# taz.de -- Edeka boykottiert Nestlé: Wir können aufhören, Edeka zu feiern
       
       > Wenn der Supermarktkonzern die Preise von Nestlé drücken will, dann hat
       > das nichts mit globaler Gerechtigkeit zu tun.
       
 (IMG) Bild: Edeka ist kein Unschuldslamm. Beispiele gefällig?
       
       Yes! Jetzt geht es diesem gewissenlosen Dreckskonzern Nestlé endlich an den
       Kragen! Unsere Edeka boykottiert den Multi aus der Steueroase Schweiz. Das
       hat Nestlé auch verdient. Hat dieses Unternehmen nicht mit seinen
       Milchersatzprodukten Mütter in Entwicklungsländern vom Stillen abgehalten?
       [1][Ist es nicht für Kinderarbeit in Afrika verantwortlich]? [2][Und reißt
       Nestlé sich nicht Wasser unter den Nagel], füllt es in umweltschädliche
       Plastikflaschen und verkauft es dann mit großem Gewinn an Leute, die sonst
       verdursten würden? Genau. Also: Solidarität mit Edeka!
       
       So oder so ähnlich scheinen gerade viele Menschen in Deutschland zu denken.
       Nachdem vor kurzem Edekas Bestellstopp von Nestlé-Waren bekannt geworden
       ist, [3][schneidet die Supermarktkette in Umfragen zum Unternehmensimage
       besser ab] – Nestlé dagegen schlechter. Fast könnte man denken, die
       Konzerne sorgten untereinander für globale Gerechtigkeit.
       
       Stimmt aber nicht. Edekas Nestlé-Boykott taugt rein gar nichts. Jedenfalls
       nicht für Arbeiter und Bauern, Kinder in Afrika, oder die Umwelt. Und um
       die geht es Edeka auch nicht.
       
       Der Handelskonzern will einfach nur weniger für Nestlé-Produkte zahlen.
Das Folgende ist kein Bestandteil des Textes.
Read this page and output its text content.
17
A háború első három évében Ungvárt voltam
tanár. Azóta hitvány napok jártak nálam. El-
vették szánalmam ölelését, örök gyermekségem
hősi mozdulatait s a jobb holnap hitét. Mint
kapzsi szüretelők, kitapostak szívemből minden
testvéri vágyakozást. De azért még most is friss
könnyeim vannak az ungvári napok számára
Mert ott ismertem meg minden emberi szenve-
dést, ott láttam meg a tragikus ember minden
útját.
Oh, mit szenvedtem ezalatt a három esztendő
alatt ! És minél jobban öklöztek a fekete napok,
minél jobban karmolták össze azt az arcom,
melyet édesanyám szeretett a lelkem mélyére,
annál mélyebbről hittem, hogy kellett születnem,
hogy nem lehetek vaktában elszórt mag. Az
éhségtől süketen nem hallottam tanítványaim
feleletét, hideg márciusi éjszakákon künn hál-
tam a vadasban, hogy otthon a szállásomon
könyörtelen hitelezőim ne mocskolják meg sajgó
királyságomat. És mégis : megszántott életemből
       Produkte wie Nescafé, San Pellegrino-Wasser, Buitoni-Nudeln, Maggi-Suppen,
       Thomy-Mayonnaise, Wagner-Pizza, Smarties oder Choco Crossies. „Dieser
       Preisdruck landet letztendlich bei den Produzenten, zum Beispiel bei den
       Kakaobauern oder den Arbeitern in den Lebensmittelwerken“, warnt Franziska
       Humbert, Referentin für Soziale Unternehmensverantwortung bei Oxfam.
       
       Das heißt, wenn Edeka Nestlé durch den Boykott zwingt, weitere Rabatte
       einzuräumen, werden Supermarktkunden in Deutschland vielleicht weniger
       zahlen – aber Nestlé wird die Gewinneinbußen an seine Produzenten
       weiterreichen. Sprich: Die Armen in den Entwicklungsländern werden noch
       ärmer.
       
       Und im Übrigen ist Edeka kein Unschuldslamm. Die Gruppe, 1898 gegründet als
       Zusammenschluss Berliner Kaufleute zur [4][„Einkaufsgenossenschaft der
       Kolonialwarenhändler“ („E.d.K.“),] ist mittlerweile der größte
       Lebensmittelhändler Deutschlands: mit [5][ungefähr 11.000 Filialen
       (inklusive Netto-Markendiscount),] rund [6][55 Milliarden Euro Umsatz] pro
       Jahr und 23 Prozent Marktanteil. Die Gruppe gehört zu den gerade mal vier
       Konzernen, die [7][85 bis 90 Prozent des Lebensmittelhandels]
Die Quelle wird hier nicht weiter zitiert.